День их отдыха, день бесед и мечтаний прошел. А перед заходом солнца северную сторону серого неба прочертила прямая полоса ракеты. Ее увидел Пиппо Бенедетти, который стоял на часах. Испуганный, он прибежал к шалашу:
— Командир, снова она!
— Где?
Итальянец молча махнул рукой на север.
— Далеко?
— Не очень.
— Кто видел еще?
Никто больше не видел. Но не верить Пиппо не было оснований. Молча стали собираться. Не говорили, идти или не идти, не отдавал никаких приказов Михаил. Все и так знали: надо идти.
Гейнц запаковывал продукты. Аккуратные буханки хлеба, завернутые в станиоль. Похожие на ядра круги голландского сыра. Жестянки с консервами. Кофе, сахар. Два контейнера «Листер» — один с водой, другой с ромом. Каждому досталась немалая ноша. Освобожден от всего был только Якоб. От всего, но не от оружия. Голландец даже слушать не захотел, когда Михаил сказал, что одного автомата и четырех запасных магазинов с него достаточно. Почему достаточно? Почему все должны нести по десятку магазинов, автоматы, пистолеты, а он будет прогуливаться с тремя несчастными патрончиками? Или, может быть, они не в Голландии и он не голландец?
Когда все были уже готовы, оказалось, что исчез пан Дулькевич. Михаил попросил всех задержаться и сам отправился на розыски.
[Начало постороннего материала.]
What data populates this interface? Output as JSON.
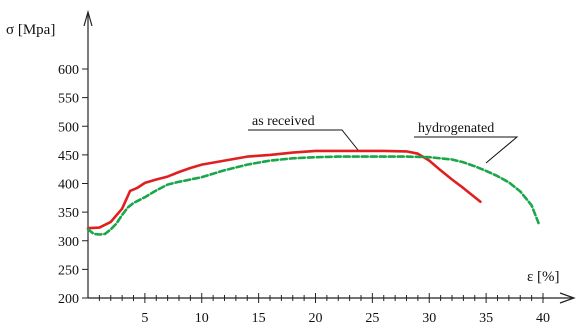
{
  "chart_data": {
    "type": "line",
    "title": "",
    "ylabel": "σ [Mpa]",
    "xlabel": "ε [%]",
    "xlim": [
      0,
      40
    ],
    "ylim": [
      200,
      600
    ],
    "xticks": [
      "5",
      "10",
      "15",
      "20",
      "25",
      "30",
      "35",
      "40"
    ],
    "xtick_values": [
      5,
      10,
      15,
      20,
      25,
      30,
      35,
      40
    ],
    "xminor_step": 1,
    "yticks": [
      "200",
      "250",
      "300",
      "350",
      "400",
      "450",
      "500",
      "550",
      "600"
    ],
    "ytick_values": [
      200,
      250,
      300,
      350,
      400,
      450,
      500,
      550,
      600
    ],
    "grid": false,
    "series": [
      {
        "name": "as received",
        "color": "#e02020",
        "dash": "solid",
        "x": [
          0,
          1,
          2,
          3,
          3.7,
          4.3,
          5,
          6,
          7,
          8,
          9,
          10,
          12,
          14,
          16,
          18,
          20,
          22,
          24,
          26,
          28,
          29,
          30,
          31,
          32,
          33,
          34.5
        ],
        "y": [
          322,
          323,
          333,
          356,
          387,
          392,
          401,
          407,
          412,
          420,
          427,
          433,
          440,
          447,
          450,
          454,
          457,
          457,
          457,
          457,
          456,
          452,
          440,
          423,
          407,
          392,
          368
        ]
      },
      {
        "name": "hydrogenated",
        "color": "#1aa64a",
        "dash": "dashed",
        "x": [
          0,
          0.5,
          1,
          1.5,
          2,
          2.5,
          3,
          3.5,
          4,
          5,
          6,
          7,
          8,
          9,
          10,
          12,
          14,
          16,
          18,
          20,
          22,
          24,
          26,
          28,
          30,
          32,
          33,
          34,
          35,
          36,
          37,
          38,
          39,
          39.6
        ],
        "y": [
          320,
          312,
          311,
          312,
          320,
          330,
          345,
          358,
          366,
          376,
          388,
          398,
          403,
          407,
          411,
          423,
          433,
          440,
          444,
          446,
          447,
          447,
          447,
          447,
          446,
          442,
          437,
          430,
          422,
          413,
          402,
          386,
          362,
          331
        ]
      }
    ],
    "annotations": [
      {
        "text": "as received",
        "series": 0
      },
      {
        "text": "hydrogenated",
        "series": 1
      }
    ]
  }
}
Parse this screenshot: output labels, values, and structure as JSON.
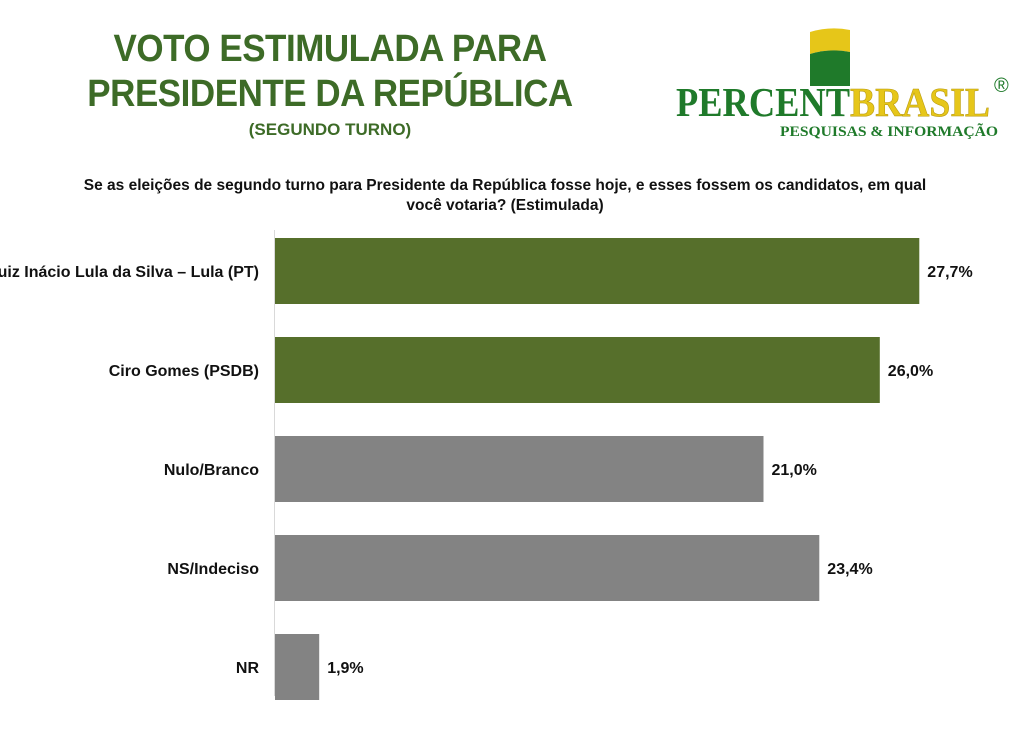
{
  "header": {
    "title_line1": "VOTO ESTIMULADA PARA",
    "title_line2": "PRESIDENTE DA REPÚBLICA",
    "subtitle": "(SEGUNDO TURNO)",
    "question": "Se as eleições de segundo turno para Presidente da República fosse hoje, e esses fossem os candidatos, em qual você votaria? (Estimulada)"
  },
  "logo": {
    "brand_part1": "PERCENT",
    "brand_part2": "BRASIL",
    "registered": "®",
    "tagline": "PESQUISAS & INFORMAÇÃO"
  },
  "colors": {
    "title_green": "#3d6b27",
    "candidate_bar": "#566f2b",
    "other_bar": "#838383",
    "logo_yellow": "#e6c619",
    "logo_green": "#1f7a2a"
  },
  "chart_data": {
    "type": "bar",
    "orientation": "horizontal",
    "categories": [
      "Luiz Inácio Lula da Silva – Lula (PT)",
      "Ciro Gomes (PSDB)",
      "Nulo/Branco",
      "NS/Indeciso",
      "NR"
    ],
    "values": [
      27.7,
      26.0,
      21.0,
      23.4,
      1.9
    ],
    "value_labels": [
      "27,7%",
      "26,0%",
      "21,0%",
      "23,4%",
      "1,9%"
    ],
    "bar_colors": [
      "#566f2b",
      "#566f2b",
      "#838383",
      "#838383",
      "#838383"
    ],
    "title": "Se as eleições de segundo turno para Presidente da República fosse hoje, e esses fossem os candidatos, em qual você votaria? (Estimulada)",
    "xlabel": "",
    "ylabel": "",
    "grid": false
  }
}
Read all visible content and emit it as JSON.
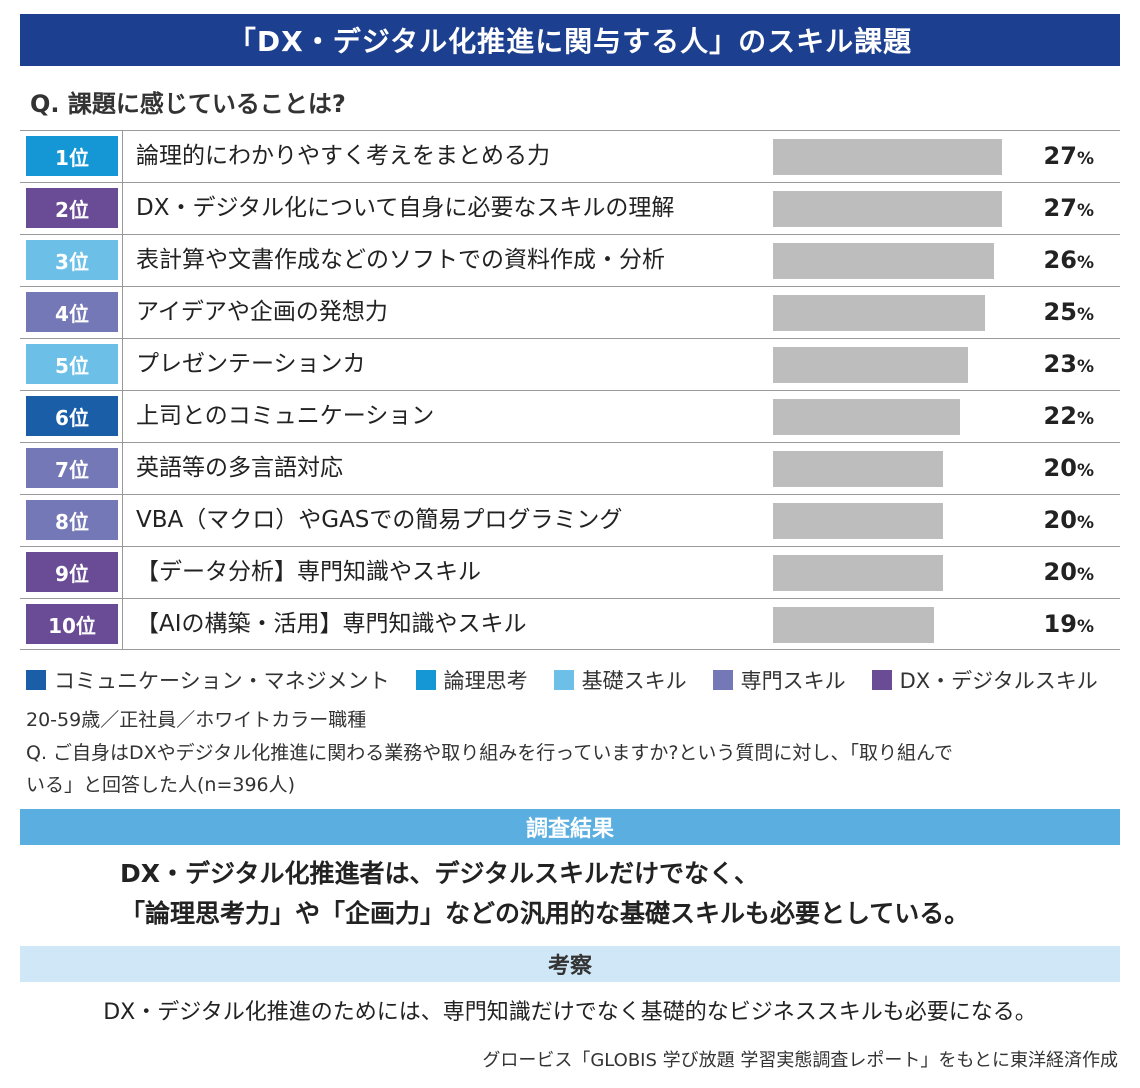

Он нашел поляка за соседней дюной. Пан Дулькевич стоял на коленях, сложив руки, зажмурясь, и что-то бормотал. Михаил тихо остановился у него за спиной. Поляк молился. Слезы текли по его старому, морщинистому лицу, горькие горячие слезы, и холодный ветер студил их. Худые плечи содрогались под тяжелой эсэсовской шинелью. Ветер прибил, согнал в сторону жидкие мягкие волосы, и грустно белела среди них большая лысина, которую Михаил раньше не замечал.
Только теперь, впервые за все долгие дни их мытарств, увидел Скиба, какой старый, измученный и несчастный пан Дулькевич. И жаль ему стало старика. Что-то отцовское взглянуло на него сквозь эти худые, горько опущенные плечи, сквозь морщинки на лице, сквозь глухой голос, изъеденный ржавчиной лет.
— За муки старых и малых, замученных в костелах и в домах, помилуй нас, господи!
За муки жолнеров, которые полегли на войне за свободу, спаси нас!
За раны, слезы и терпение всех страдающих в плену, изгнанников и скитальцев польских помилуй нас, господи!
Оружия и героев, орлов народных пошли нам, господи!
Пошли нам и врагов на путях наших, чтобы мы могли победить их, господи!